Be who you want to be? It's terrible, It's terrible.
The World Health Organization reports that youth homicide is now
one of the leading causes of death for people aged
fifteen to twenty nine Globally. It's not just the United States.

(05:01):
In the America's young men fifteen to twenty nine face
the highest homicide risk, with rates exceeding fifty per one
hundred thousand. The rise of gang culture, online radicalization, revenge
killings has made murder a right of passage in some circles.

(05:23):
So what do we do about this? I know what
some people are starting to talk about.

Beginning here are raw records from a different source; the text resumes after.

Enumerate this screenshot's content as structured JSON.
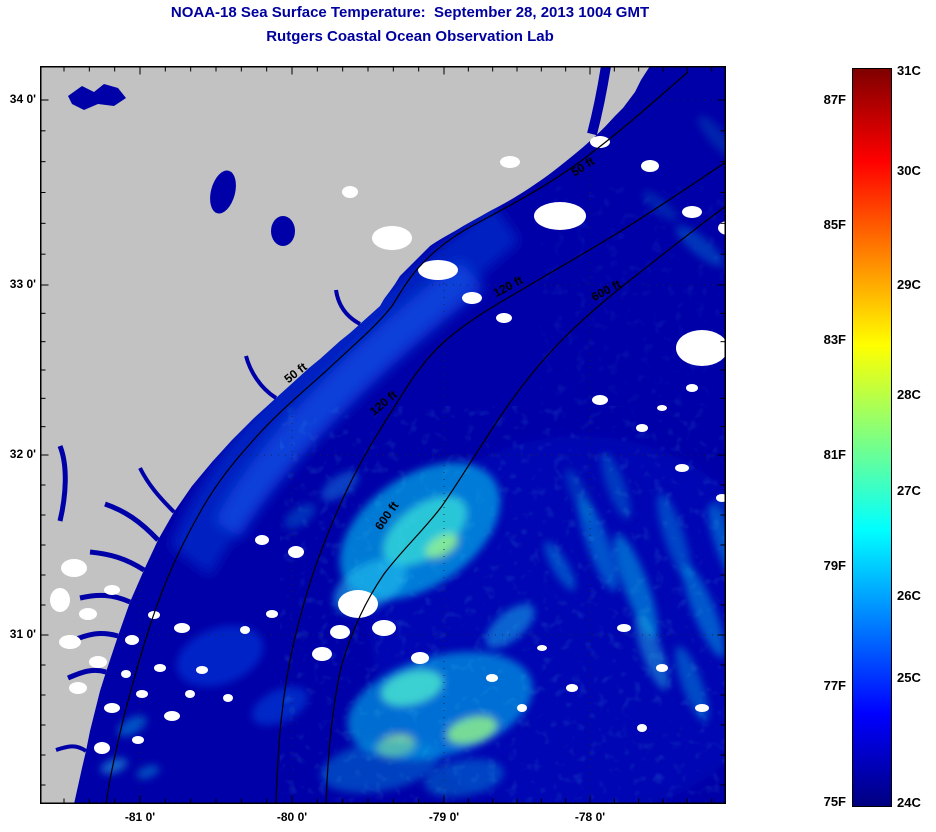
{
  "title": {
    "line1": "NOAA-18 Sea Surface Temperature:  September 28, 2013 1004 GMT",
    "line2": "Rutgers Coastal Ocean Observation Lab"
  },
  "axes": {
    "y_ticks": [
      "34 0'",
      "33 0'",
      "32 0'",
      "31 0'"
    ],
    "x_ticks": [
      "-81 0'",
      "-80 0'",
      "-79 0'",
      "-78 0'"
    ]
  },
  "map": {
    "contour_labels": [
      "50 ft",
      "120 ft",
      "600 ft",
      "50 ft",
      "120 ft",
      "600 ft"
    ]
  },
  "colorbar": {
    "fahrenheit_labels": [
      "87F",
      "85F",
      "83F",
      "81F",
      "79F",
      "77F",
      "75F"
    ],
    "celsius_labels": [
      "31C",
      "30C",
      "29C",
      "28C",
      "27C",
      "26C",
      "25C",
      "24C"
    ]
  },
  "colors": {
    "title_blue": "#00009E",
    "land_gray": "#C2C2C2",
    "ocean_navy": "#0000A8",
    "cloud_white": "#FFFFFF"
  },
  "chart_data": {
    "type": "heatmap",
    "title": "NOAA-18 Sea Surface Temperature: September 28, 2013 1004 GMT",
    "subtitle": "Rutgers Coastal Ocean Observation Lab",
    "xlabel": "",
    "ylabel": "",
    "x_tick_labels": [
      "-81 0'",
      "-80 0'",
      "-79 0'",
      "-78 0'"
    ],
    "y_tick_labels": [
      "34 0'",
      "33 0'",
      "32 0'",
      "31 0'"
    ],
    "x_range_est_deg": [
      -81.65,
      -77.15
    ],
    "y_range_est_deg": [
      30.05,
      34.2
    ],
    "colormap": "jet",
    "colorbar_range_c": [
      24,
      31
    ],
    "colorbar_ticks_c": [
      31,
      30,
      29,
      28,
      27,
      26,
      25,
      24
    ],
    "colorbar_ticks_f": [
      87,
      85,
      83,
      81,
      79,
      77,
      75
    ],
    "depth_contours_ft": [
      50,
      120,
      600
    ],
    "grid": "dotted at whole degrees",
    "legend_position": "right colorbar",
    "regions": [
      {
        "name": "land (South Carolina / Georgia coast, upper-left)",
        "value": "gray mask"
      },
      {
        "name": "cloud / no-data patches",
        "value": "white mask"
      },
      {
        "name": "dominant shelf and offshore water",
        "sst_c_est": [
          24,
          25.5
        ]
      },
      {
        "name": "nearshore band paralleling the coast",
        "sst_c_est": [
          25,
          26.5
        ]
      },
      {
        "name": "mid-shelf mottled patches (center and lower-center)",
        "sst_c_est": [
          26.5,
          28
        ]
      },
      {
        "name": "offshore diagonal streaks (right third)",
        "sst_c_est": [
          25.5,
          27
        ]
      }
    ]
  }
}
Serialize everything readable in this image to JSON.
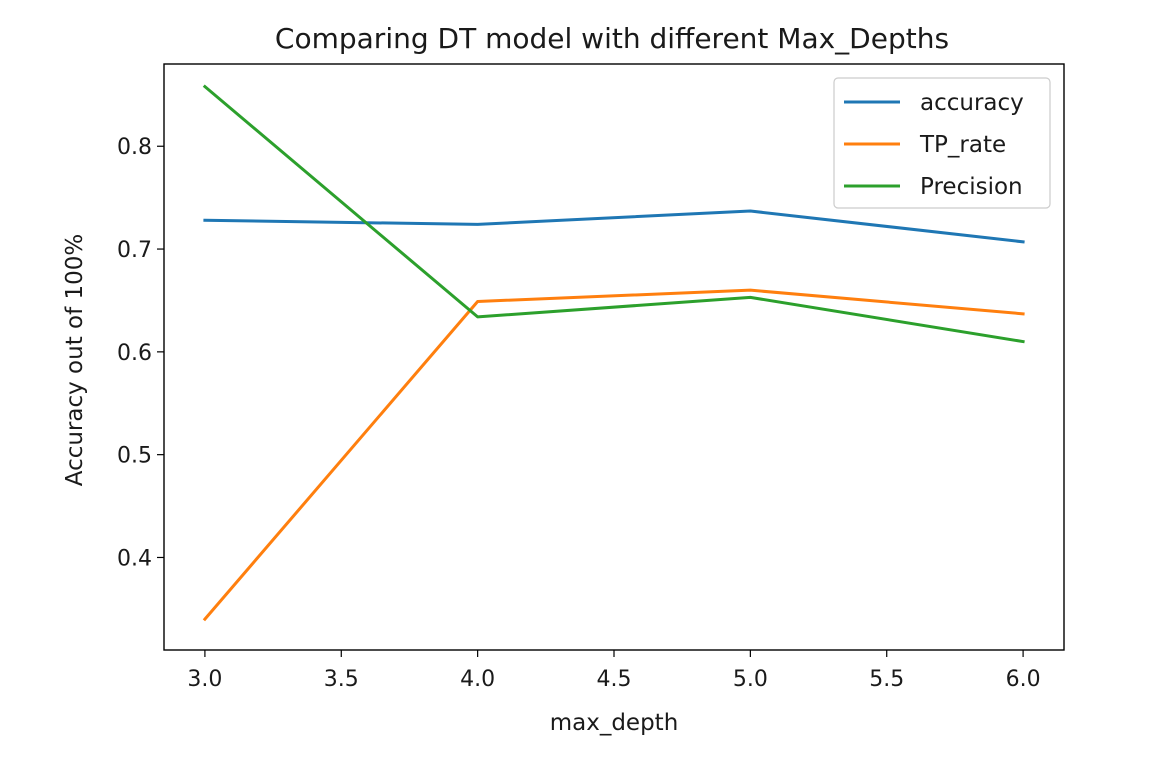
{
  "chart_data": {
    "type": "line",
    "title": "Comparing DT model with different Max_Depths",
    "xlabel": "max_depth",
    "ylabel": "Accuracy out of 100%",
    "x": [
      3.0,
      4.0,
      5.0,
      6.0
    ],
    "xlim": [
      2.85,
      6.15
    ],
    "ylim": [
      0.31,
      0.88
    ],
    "xticks": [
      3.0,
      3.5,
      4.0,
      4.5,
      5.0,
      5.5,
      6.0
    ],
    "xtick_labels": [
      "3.0",
      "3.5",
      "4.0",
      "4.5",
      "5.0",
      "5.5",
      "6.0"
    ],
    "yticks": [
      0.4,
      0.5,
      0.6,
      0.7,
      0.8
    ],
    "ytick_labels": [
      "0.4",
      "0.5",
      "0.6",
      "0.7",
      "0.8"
    ],
    "grid": false,
    "legend_position": "top-right",
    "series": [
      {
        "name": "accuracy",
        "color": "#1f77b4",
        "values": [
          0.728,
          0.724,
          0.737,
          0.707
        ]
      },
      {
        "name": "TP_rate",
        "color": "#ff7f0e",
        "values": [
          0.34,
          0.649,
          0.66,
          0.637
        ]
      },
      {
        "name": "Precision",
        "color": "#2ca02c",
        "values": [
          0.858,
          0.634,
          0.653,
          0.61
        ]
      }
    ]
  }
}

Some people are
talking about a supermax in every state, and supermaxes where
you take young offenders, youth offenders and put them away
for a lot of years. Permanent isolation, removing the most

(05:50):
violent individuals from society to prevent recidivism and protect communities
just like you would a terrorist. These are street terrorists.
Every state has equal capacity to manage its most dangerous criminals,
regardless of their age. Offer structured moral reckoning, not leniency

(06:10):
within secure environments. These are the things that people are
talking about. The government's got plenty of money, and the
governments around this country, with the exception of places like
California and Illinois, these are places where the people there
are calling out for a different approach. They're talking about

(06:36):
an estimated two to three billion dollars per facility over
the course of the next ten years. Is that the answer?